谁知这话一出,立刻中了狄小杰的下怀,他马上接口道:
“关于王松年的故事,想不想听听我的推理?”
“你又有什么高论?”艾嘉莎斜睨了他一眼问道。
“其实杀死王松年并把房子烧掉的人不是那个女子。”
“什么?”艾嘉莎大吃一惊,紧接着问道,“那会是谁?”
“是那个老佣人。”狄小杰用确定无疑的口吻说。
“你凭什么这么说?”
“他那封信本来是要寄出去的,为什么没寄呢?因为他要写信去的那个人突然回来了,这样他自然用不着再寄信了。”
艾嘉莎觉得有点道理,于是接着问他:
“动机呢?”
“王松年很有钱,但大家都知道他活不了多久了,他又没有其他亲戚,所以他的佣人自然认为等王松年死后,那些财产会归他所有,但是他没想到莫名其妙突然冒出个林佩如来,听王松年信里的意思,他好像有意把一切都留给这位红颜知己,这就意味着老佣人将什么都得不到。那天晚上,也许王松年曾向这位老佣人透露过这层意思,所以他就起了杀心。正好没人知道他提前回来,为了毁灭证据,他杀死主人后又烧了房子,随后又向外人编造了一个被囚女子的离奇故事,但他没料到,王松年居然曾经给他写过一封信,试想,如果王松年决定雇用林佩如当助理,她又何必要杀死他呢?”
“可是,那张照片又如何解释呢?”
“我的朋友已经帮我查过了,其实罗美琴是王松年的母亲,那张照片是母子合影,不是什么结婚照。因为王松年长了一张老人脸,所以没人看得出他几岁,其实那时候他大概只有12、3岁,至于那个盒子也许是王松年的父亲送给他的母亲的。至于为什么会尸骨无存,我想他的尸体大概是最先起火的地方,应该早就化成灰了。”说到这儿,狄小杰不禁长叹了一声。

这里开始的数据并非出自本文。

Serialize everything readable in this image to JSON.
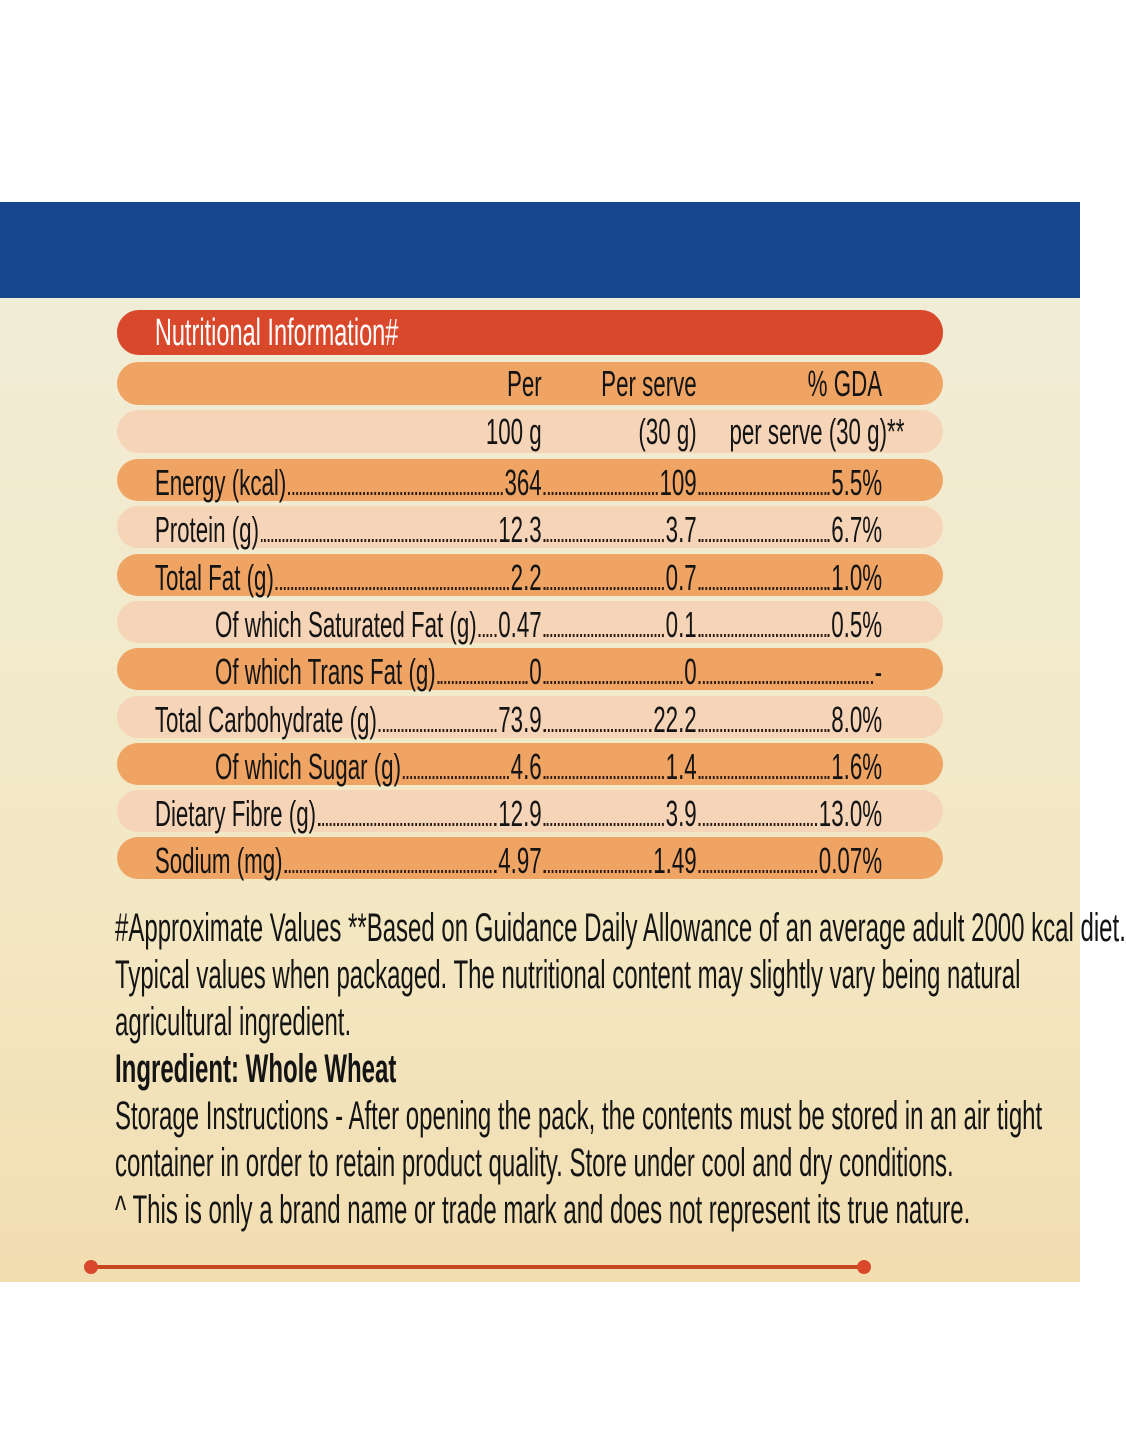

而此刻,艾嘉莎也霎时明白照片中的美琴为何会如此忧郁了,独生儿子得了不治之症,有谁能高兴得起来呢?想到这里,她不禁回头望着渐渐远去的枯叶博物馆,王松年的梦渐渐远去,他的世界也已经化为灰烬,但是就算过了那么多年,她仍能感受到他的痛苦和挣扎,大概他怎么都不会想到,有一天,与世无争的他竟然会死在自己最信任的人手里。
她捡起脚边的一片落叶,心中激起万般惆怅。
但就在她无比怅惘的时候,她感到身边有什么东西正在悄悄离开她的视线,对了!那么重要的事居然给忘了!刹那间,她从感伤中醒悟过来,这时候,她发现狄小杰已经抢先一步溜进了前面的小弄堂,
“狄小杰,你往哪儿跑!”她咬牙切齿地喊着追了上去。